Lark remembered again with painful clarity the scene of Wenlocke’s betrayal, of his walking away from Lark without a backward look. Fragments of memory from that long ago scene and the morning’s scene on Henrietta Street tangled together in his mind. He gripped the edge of the window frame. He had walked away from Rook in just such a way. He had saved his old friend from being shot, and he had saved him from being pursued, but Lark could not blame Rook for his anger, or for telling Viv the truth of their partnership. Lark had left their shared life behind. His heart, which had belonged to no one but himself, now belonged to Viv.

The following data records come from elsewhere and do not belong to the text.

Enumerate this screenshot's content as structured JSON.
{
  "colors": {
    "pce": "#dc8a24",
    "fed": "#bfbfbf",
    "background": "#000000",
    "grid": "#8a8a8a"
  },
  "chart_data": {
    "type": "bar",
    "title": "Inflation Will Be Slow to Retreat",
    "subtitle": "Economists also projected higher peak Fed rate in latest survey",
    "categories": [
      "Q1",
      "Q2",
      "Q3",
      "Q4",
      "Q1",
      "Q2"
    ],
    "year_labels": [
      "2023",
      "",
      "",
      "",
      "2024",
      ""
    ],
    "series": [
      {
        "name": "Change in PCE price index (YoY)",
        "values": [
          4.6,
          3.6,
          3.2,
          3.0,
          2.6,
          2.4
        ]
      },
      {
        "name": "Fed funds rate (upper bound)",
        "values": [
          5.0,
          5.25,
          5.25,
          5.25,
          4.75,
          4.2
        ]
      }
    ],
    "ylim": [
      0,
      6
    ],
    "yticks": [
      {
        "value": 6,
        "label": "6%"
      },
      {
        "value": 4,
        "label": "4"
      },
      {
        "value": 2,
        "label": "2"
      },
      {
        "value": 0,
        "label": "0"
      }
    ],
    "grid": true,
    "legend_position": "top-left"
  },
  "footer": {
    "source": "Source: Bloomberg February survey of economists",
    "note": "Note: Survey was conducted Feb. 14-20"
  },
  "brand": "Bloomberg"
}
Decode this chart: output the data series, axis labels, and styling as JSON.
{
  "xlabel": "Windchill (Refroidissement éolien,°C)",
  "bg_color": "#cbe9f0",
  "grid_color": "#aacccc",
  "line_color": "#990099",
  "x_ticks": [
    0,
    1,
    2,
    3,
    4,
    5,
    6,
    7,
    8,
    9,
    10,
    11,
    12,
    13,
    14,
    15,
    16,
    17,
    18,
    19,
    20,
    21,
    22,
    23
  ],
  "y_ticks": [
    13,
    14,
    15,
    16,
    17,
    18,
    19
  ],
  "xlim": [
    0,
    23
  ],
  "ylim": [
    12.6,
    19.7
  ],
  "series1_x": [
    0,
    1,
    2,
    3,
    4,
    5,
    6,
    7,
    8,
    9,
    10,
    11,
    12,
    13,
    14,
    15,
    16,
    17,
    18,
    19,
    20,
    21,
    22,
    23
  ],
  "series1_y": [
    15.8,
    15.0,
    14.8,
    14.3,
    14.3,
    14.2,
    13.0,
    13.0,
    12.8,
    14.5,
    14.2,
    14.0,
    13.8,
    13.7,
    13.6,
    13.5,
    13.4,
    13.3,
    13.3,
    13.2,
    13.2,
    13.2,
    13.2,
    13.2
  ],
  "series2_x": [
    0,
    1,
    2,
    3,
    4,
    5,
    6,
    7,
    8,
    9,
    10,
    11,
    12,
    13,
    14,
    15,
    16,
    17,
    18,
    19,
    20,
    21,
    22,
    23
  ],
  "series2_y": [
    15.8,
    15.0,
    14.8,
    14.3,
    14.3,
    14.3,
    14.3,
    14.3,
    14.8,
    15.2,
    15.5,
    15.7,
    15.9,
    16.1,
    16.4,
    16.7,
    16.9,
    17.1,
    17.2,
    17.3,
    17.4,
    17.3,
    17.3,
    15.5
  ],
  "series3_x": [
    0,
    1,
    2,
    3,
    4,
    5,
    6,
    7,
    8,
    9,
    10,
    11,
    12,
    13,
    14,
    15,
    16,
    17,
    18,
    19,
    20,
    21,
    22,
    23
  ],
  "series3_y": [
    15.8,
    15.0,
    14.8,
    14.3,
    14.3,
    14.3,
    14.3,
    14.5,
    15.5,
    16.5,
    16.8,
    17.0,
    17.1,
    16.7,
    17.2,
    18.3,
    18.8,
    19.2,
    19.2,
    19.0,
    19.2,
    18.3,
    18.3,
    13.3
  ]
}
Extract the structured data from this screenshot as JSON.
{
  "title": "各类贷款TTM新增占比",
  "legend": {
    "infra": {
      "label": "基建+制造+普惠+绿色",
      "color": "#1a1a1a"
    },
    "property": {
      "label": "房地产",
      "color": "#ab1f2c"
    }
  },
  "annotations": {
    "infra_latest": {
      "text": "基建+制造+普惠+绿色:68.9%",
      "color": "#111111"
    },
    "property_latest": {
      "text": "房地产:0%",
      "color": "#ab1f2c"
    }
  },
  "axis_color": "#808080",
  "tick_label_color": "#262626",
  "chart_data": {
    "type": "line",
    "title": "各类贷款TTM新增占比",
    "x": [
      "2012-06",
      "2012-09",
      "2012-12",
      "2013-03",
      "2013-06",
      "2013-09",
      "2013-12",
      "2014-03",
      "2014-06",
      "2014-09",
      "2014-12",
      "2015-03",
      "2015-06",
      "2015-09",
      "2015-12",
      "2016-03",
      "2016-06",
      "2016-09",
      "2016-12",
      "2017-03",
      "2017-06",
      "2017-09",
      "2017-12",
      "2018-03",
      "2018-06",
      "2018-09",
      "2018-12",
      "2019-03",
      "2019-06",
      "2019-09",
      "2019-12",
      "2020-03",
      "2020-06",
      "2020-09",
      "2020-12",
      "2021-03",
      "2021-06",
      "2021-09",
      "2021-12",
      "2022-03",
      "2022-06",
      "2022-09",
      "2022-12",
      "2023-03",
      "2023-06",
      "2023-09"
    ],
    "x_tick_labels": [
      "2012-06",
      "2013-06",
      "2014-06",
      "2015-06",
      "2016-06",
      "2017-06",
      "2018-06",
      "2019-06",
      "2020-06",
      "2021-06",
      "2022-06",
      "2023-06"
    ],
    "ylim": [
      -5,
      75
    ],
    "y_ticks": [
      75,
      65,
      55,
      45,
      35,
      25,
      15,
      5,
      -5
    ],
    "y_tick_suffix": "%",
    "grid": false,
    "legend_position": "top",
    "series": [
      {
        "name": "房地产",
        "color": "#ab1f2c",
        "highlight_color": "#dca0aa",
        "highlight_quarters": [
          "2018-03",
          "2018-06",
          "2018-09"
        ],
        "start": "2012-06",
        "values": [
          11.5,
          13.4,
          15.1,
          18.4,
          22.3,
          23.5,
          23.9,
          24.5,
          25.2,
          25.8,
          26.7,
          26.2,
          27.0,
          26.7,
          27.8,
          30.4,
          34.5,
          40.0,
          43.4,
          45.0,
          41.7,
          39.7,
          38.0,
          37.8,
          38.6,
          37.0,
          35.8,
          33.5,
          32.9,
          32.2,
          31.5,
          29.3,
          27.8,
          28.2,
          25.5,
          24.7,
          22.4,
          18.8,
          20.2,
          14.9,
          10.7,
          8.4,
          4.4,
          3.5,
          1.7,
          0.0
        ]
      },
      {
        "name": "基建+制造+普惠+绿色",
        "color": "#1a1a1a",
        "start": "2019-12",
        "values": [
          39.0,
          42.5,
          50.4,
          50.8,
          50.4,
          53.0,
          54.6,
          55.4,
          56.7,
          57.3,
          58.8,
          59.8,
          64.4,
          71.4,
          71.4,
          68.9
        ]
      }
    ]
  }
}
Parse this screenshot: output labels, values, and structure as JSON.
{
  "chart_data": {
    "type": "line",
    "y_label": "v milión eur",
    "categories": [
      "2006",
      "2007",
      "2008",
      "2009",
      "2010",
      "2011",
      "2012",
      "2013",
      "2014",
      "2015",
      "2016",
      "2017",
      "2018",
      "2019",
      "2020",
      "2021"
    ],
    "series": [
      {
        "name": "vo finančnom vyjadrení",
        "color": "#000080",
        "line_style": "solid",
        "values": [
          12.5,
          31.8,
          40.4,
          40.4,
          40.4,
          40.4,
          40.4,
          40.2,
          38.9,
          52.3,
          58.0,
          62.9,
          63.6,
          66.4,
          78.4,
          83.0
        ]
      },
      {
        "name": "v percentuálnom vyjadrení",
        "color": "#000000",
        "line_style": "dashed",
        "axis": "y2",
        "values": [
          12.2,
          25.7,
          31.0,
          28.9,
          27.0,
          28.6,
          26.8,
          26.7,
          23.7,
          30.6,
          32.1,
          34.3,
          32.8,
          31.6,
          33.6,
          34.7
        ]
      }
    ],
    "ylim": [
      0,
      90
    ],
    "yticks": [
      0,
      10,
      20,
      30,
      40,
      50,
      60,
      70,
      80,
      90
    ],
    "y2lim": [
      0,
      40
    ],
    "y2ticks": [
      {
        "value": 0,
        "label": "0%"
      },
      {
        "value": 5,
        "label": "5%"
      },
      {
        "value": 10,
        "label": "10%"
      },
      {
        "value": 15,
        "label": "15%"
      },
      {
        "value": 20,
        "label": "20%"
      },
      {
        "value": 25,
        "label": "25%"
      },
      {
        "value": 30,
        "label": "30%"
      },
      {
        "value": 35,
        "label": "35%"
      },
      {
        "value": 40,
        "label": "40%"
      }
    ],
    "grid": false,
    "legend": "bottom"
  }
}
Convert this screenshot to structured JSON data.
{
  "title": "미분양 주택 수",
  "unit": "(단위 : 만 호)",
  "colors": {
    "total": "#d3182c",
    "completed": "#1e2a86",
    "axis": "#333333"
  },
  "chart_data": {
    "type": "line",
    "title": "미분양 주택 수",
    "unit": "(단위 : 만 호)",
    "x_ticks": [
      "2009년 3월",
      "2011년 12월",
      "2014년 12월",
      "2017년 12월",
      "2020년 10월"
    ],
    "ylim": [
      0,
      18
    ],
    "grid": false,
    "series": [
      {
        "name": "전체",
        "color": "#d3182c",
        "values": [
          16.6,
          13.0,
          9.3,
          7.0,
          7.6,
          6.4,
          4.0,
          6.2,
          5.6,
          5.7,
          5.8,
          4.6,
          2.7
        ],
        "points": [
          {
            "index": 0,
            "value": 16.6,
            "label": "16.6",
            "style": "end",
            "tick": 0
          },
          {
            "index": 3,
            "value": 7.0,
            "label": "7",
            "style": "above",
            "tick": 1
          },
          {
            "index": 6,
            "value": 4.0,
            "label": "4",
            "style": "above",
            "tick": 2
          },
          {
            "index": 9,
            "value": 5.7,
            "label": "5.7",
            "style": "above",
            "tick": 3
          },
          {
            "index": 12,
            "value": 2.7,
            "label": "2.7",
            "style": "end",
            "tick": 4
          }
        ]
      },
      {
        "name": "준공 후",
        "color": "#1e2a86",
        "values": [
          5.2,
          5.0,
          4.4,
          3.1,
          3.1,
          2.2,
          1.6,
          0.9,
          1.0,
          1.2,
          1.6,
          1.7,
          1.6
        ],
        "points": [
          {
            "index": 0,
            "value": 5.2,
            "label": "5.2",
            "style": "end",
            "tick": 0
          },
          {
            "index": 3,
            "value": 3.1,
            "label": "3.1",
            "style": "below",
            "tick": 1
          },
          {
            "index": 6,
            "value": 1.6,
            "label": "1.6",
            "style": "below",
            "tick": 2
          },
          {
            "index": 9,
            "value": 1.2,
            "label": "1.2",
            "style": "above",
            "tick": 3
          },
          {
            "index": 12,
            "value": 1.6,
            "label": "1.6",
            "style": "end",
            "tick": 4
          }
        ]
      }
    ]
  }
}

Still, he could not see what justified Lady Melforth’s betrayal. The woman did not have Dodsley’s profit motive. Lark went back in his mind over what Viv had told him and what he had seen of her ladyship. Viv had believed them to be partners, friends. She had been protective of her ladyship in the face of the Strydes and eager to share her daily discoveries of London with her ladyship. All that seemed to have changed. An explanation that made sense was Lady Melforth’s illness. Perhaps, her ladyship’s immobility, her shaking hand, her falls, had made her more dependent on Viv than she wished to be. He tried to imagine how her ladyship felt seeing two names on a guide where always before there had only been one. He knew what it meant to be in the grip of strong resentment and what one could do in that state. But now that he had renewed his friendship with Wenlocke, he knew the folly of keeping an old injury alive in one’s heart for far too long.

Lark turned from the window, lit the candles in the darkened room, and opened a bottle of porter. He needed a strategy for seeing Lady Melforth and convincing her to approve of Viv’s corrections.